The Lycoming County Commissioners are in the midst of deliberating the best future for their reentry services, which help county prisoners rejoin the community and help control the county prison population.

It’s not quite like approving a contract for production of cardboard boxes. With that in mind, the commissioners were correct to last week delay a vote on a new contract until they feel confident of the proposals they have in front of them.

The decision is complicated first by the fact that the commissioners received only two proposals, one from their existing contractor for the services and one from a local contractor. It is further complicated by the fact that GEO Group’s proposal costs more than that of Firetree Services, yet the GEO Group has a track record both with the county and throughout the nation.
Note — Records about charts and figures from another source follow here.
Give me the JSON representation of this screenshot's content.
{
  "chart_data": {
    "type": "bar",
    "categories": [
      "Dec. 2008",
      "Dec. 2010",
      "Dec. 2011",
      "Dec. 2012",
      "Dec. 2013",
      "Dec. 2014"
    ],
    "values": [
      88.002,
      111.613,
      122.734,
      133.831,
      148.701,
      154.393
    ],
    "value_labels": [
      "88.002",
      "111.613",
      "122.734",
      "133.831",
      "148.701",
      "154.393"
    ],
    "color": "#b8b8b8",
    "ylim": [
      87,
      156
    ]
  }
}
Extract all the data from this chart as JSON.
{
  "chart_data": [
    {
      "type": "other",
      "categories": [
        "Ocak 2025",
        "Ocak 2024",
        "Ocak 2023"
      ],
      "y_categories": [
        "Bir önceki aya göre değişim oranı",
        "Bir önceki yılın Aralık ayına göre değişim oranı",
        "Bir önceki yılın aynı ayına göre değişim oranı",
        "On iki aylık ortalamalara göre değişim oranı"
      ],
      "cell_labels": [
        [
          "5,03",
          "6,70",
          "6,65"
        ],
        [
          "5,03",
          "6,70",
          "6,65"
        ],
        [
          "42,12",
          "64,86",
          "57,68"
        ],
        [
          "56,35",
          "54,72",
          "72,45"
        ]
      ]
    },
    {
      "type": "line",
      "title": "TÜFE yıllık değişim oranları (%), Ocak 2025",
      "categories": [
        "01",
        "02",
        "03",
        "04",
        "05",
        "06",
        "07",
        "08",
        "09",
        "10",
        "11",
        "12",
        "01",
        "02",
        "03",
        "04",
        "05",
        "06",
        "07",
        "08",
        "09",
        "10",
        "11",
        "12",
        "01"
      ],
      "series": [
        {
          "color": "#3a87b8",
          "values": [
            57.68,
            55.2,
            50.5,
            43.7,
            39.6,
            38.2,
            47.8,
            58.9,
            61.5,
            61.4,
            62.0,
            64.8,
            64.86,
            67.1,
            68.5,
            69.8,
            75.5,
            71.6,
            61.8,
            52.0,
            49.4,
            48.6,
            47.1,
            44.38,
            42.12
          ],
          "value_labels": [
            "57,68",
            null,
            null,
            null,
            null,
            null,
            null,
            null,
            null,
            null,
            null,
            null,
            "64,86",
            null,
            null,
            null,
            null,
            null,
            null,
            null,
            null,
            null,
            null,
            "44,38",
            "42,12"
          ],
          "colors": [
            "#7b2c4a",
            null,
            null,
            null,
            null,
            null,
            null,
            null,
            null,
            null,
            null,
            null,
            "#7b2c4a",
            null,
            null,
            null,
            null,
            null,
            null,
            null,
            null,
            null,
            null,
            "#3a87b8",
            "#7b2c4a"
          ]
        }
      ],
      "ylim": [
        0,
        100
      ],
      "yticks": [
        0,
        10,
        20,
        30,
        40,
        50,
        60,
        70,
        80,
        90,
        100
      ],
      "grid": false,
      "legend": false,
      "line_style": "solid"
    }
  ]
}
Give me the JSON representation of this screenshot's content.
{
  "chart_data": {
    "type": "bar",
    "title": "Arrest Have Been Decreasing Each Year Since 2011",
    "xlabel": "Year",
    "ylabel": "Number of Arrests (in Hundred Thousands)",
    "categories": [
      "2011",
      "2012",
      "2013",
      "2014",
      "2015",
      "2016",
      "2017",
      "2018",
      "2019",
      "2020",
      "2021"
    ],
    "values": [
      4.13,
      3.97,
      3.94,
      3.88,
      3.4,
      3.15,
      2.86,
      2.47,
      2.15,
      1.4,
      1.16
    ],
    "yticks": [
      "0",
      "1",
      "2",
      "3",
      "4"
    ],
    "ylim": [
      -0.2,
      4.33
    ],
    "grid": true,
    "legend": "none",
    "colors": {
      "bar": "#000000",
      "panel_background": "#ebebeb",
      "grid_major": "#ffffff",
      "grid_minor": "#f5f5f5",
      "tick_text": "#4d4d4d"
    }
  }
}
Firetree has no track record.

Firetree Services bid comes in at $649,700 annually, while the GEO bid carries an annual cost of $671,600 based on daily rates. There are nuances to the bids based on handling of more participants. In those cases, the GEO bid again carries a higher cost. But the county’s request for proposal committee, a group that reviews and grades bid submissions, recommended that GEO receive the contract based on a much higher score when the scope of services provided was evaluated. Out of a possible 200 total points, GEO received 175 and Firetree 112.

Commissioner Chairman Jack McKernan admitted surprise that there were only two bidders for the work. Would rebidding the contract bring more proposals and bring more alternatives? If not, what should be the deciding factor in awarding this contract?

In our view, price alone should not determine who oversees the transition of county prisoners back into the community. The services have to be reliable, effective and safe for the community.

The commissioners should not award a contract for this until they are satisfied they are getting that, along with the fairest price they can get for the county’s citizens and taxpayers. A little more deliberation and evaluation appears to be necessary before that determination is made.